From that time Selina had no spirit to retaliate. She took all that was put upon her — and it was a great deal — and bore it in silence and patience. She saw that her marriage, taking one thing with another, had turned out to be the mistake her friends had foretold that it would be. Mr. Radcliffe, growing by degrees into a state of apathy as he got older, was completely under the dominion of Stephen. He did not mean to be unkind to his wife: he just perceived nothing; he was indifferent to all that passed around him: had they set fire to Selina’s petticoats before his eyes, he’d hardly have seen the blaze. Now and again Selina would try to make friends with Holt: but Holt, though never uncivil, had a way of throwing her off. And so, she lived on, a cowed, broken-spirited woman, eating away her heart in silence. Selina Radcliffe had found out that there were worse evils in the world than poverty.
She might have died then but for her boy. You never saw a nicer little fellow than he — that Francis Radcliffe. A bright, tractable, loving boy; with laughing blue eyes, and fair curls falling back from his pretty face. Mr. and Mrs. Stephen hated him. Their children, Tom and Lizzy, pinched and throttled him: but the lad took it all in good part, and had the sweetest temper imaginable. He loved his mother beyond telling, and she made him as gentle and nearly as patient as she was. Virtually driven from the parlour, except at meal-times, their refuge was the Pine Room. There they were unmolested. There Selina educated and trained him, doing her
best to show him the way to the next world, as well as to fit him for this.
One day when he was about nine years old, Selina was up aloft, in the little room where he slept; which had a better view than some of the rooms had, and looked out into the open country. It was snowy weather, and she caught sight of the two boys in the yard below, snowballing each other. Opening the window to call Francis in — for he always got into the wars when with Tom, and she had learnt to dread his being with him — she saw Stephen Radcliffe crossing from the barn. Suddenly a snowball took Stephen in the face. It came from Tom; she saw that; Francis was stooping down at the time, collecting material for a fresh missive.
“Who flung that at me?” roared out Stephen, in a rage.
Tom disclaimed all knowledge of it; and Stephen Radcliffe seized upon Francis, beating him shamefully.
“It was not Francis,” called out Selina from the window, shivering at the sight; for Stephen in his violence might some time, as she knew, lame the lad. “Its touching you was an accident; I could see that; but it was not Francis who threw it.”
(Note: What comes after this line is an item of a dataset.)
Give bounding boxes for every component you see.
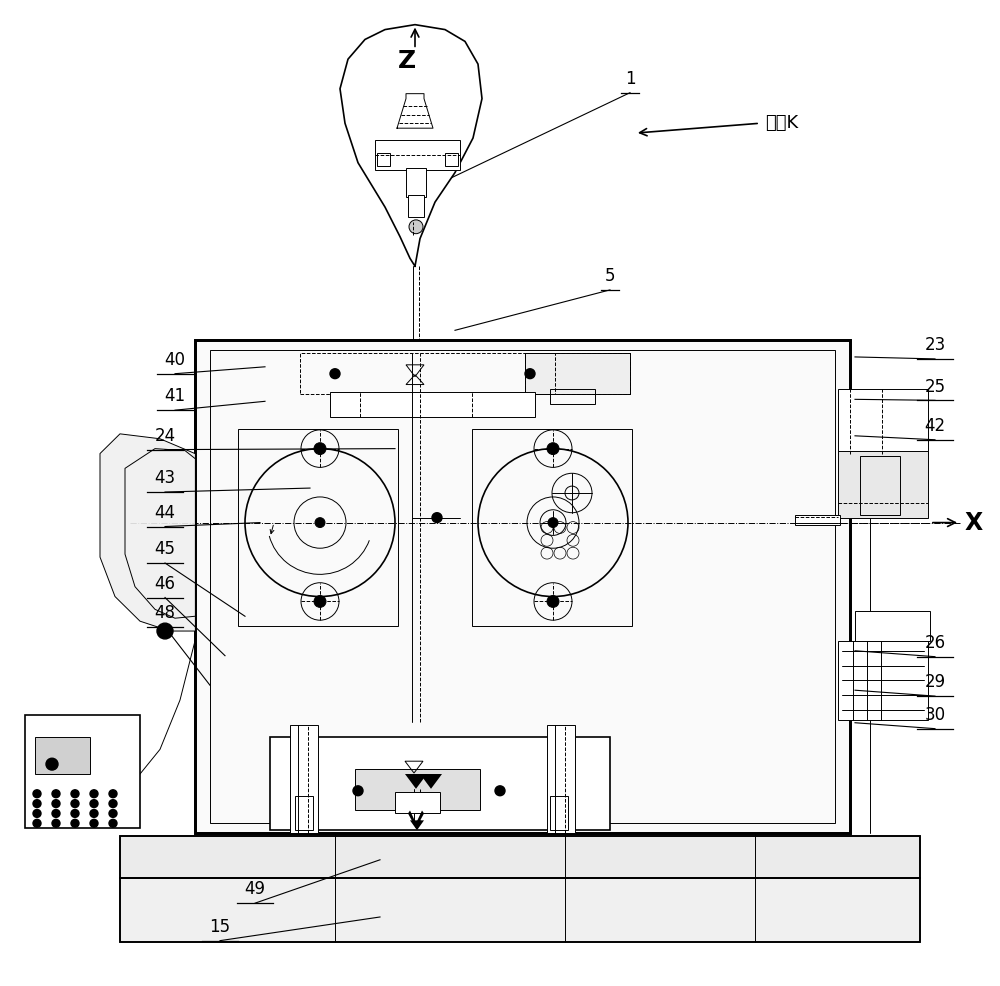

The cold, rarefied air carried her words distinctly to the ear of Stephen. Holding Francis by one hand to prevent his escape, he told Mrs. Radcliffe that she was a liar, adding other polite epithets and a few oaths. And then he began pummelling the lad again.
“Come in, Francis! Let him come in!” implored the mother, clasping her hands in her bitter agony. “Oh, is there no refuge for him and for me?”
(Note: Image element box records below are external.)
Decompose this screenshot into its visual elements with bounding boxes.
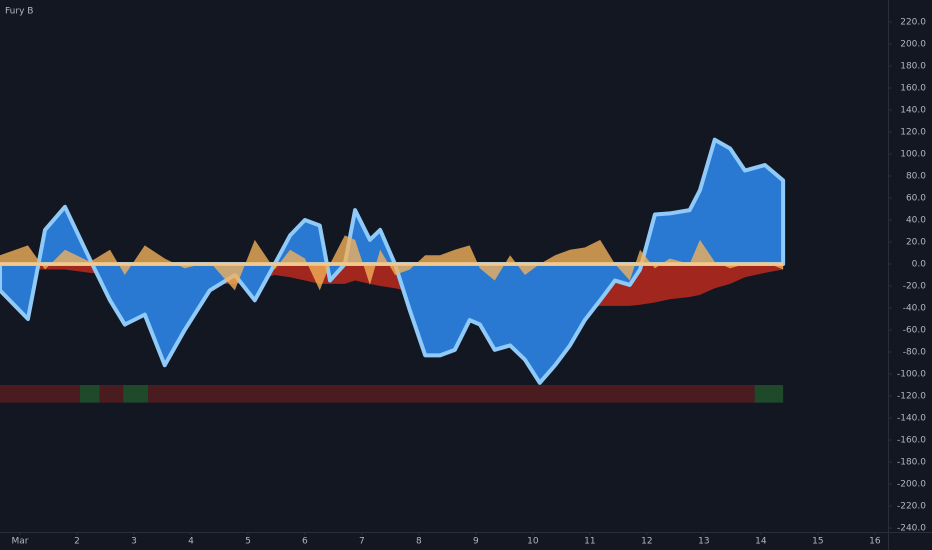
x-tick-label: 4 <box>188 537 194 547</box>
x-tick-label: 8 <box>416 537 422 547</box>
x-tick-label: 13 <box>698 537 709 547</box>
x-tick-label: 3 <box>131 537 137 547</box>
y-tick-label: -20.0 <box>903 282 927 292</box>
x-tick-label: 5 <box>245 537 251 547</box>
state-segment <box>99 385 124 403</box>
series-area <box>0 137 786 385</box>
y-tick-label: -240.0 <box>897 524 926 534</box>
x-tick-label: 16 <box>869 537 881 547</box>
chart-title: Fury B <box>5 7 33 17</box>
y-tick-label: -160.0 <box>897 436 926 446</box>
x-tick-label: 12 <box>641 537 652 547</box>
y-tick-label: 20.0 <box>906 238 926 248</box>
y-tick-label: 40.0 <box>906 216 926 226</box>
y-tick-label: -80.0 <box>903 348 927 358</box>
y-tick-label: 120.0 <box>900 128 926 138</box>
y-tick-label: -140.0 <box>897 414 926 424</box>
y-tick-label: -100.0 <box>897 370 926 380</box>
x-tick-label: Mar <box>11 537 28 547</box>
y-tick-label: 80.0 <box>906 172 926 182</box>
x-tick-label: 14 <box>755 537 767 547</box>
y-tick-label: 60.0 <box>906 194 926 204</box>
x-tick-label: 15 <box>812 537 823 547</box>
y-tick-label: -120.0 <box>897 392 926 402</box>
state-segment <box>0 385 80 403</box>
state-segment <box>123 385 149 403</box>
y-tick-label: -180.0 <box>897 458 926 468</box>
state-segment <box>148 385 755 403</box>
series-area <box>0 235 784 291</box>
y-tick-label: -200.0 <box>897 480 926 490</box>
y-tick-label: -60.0 <box>903 326 927 336</box>
x-tick-label: 7 <box>359 537 365 547</box>
state-segment <box>79 385 100 403</box>
y-tick-label: 100.0 <box>900 150 926 160</box>
y-tick-label: 180.0 <box>900 62 926 72</box>
x-tick-label: 2 <box>74 537 80 547</box>
y-tick-label: 140.0 <box>900 106 926 116</box>
y-tick-label: 0.0 <box>912 260 927 270</box>
y-tick-label: 200.0 <box>900 40 926 50</box>
y-tick-label: -220.0 <box>897 502 926 512</box>
x-tick-label: 11 <box>584 537 595 547</box>
state-segment <box>754 385 784 403</box>
x-tick-label: 10 <box>527 537 539 547</box>
y-tick-label: 160.0 <box>900 84 926 94</box>
x-tick-label: 6 <box>302 537 308 547</box>
y-tick-label: 220.0 <box>900 18 926 28</box>
x-tick-label: 9 <box>473 537 479 547</box>
y-tick-label: -40.0 <box>903 304 927 314</box>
She ran down to their sanctum, the Pine Room. Francis came up, sore all over, and his face bleeding. He was a brave little lad, and he strove to make light of it, and keep his tears down. She held him to her, and burst into sobs while trying to comfort him. That upset him at once.
“Oh, my darling, try and bear! My poor boy, there’s nothing left for us both but to bear. The world is full of wrongs and tribulation: but, Francis, it will all be made right when we get to heaven.”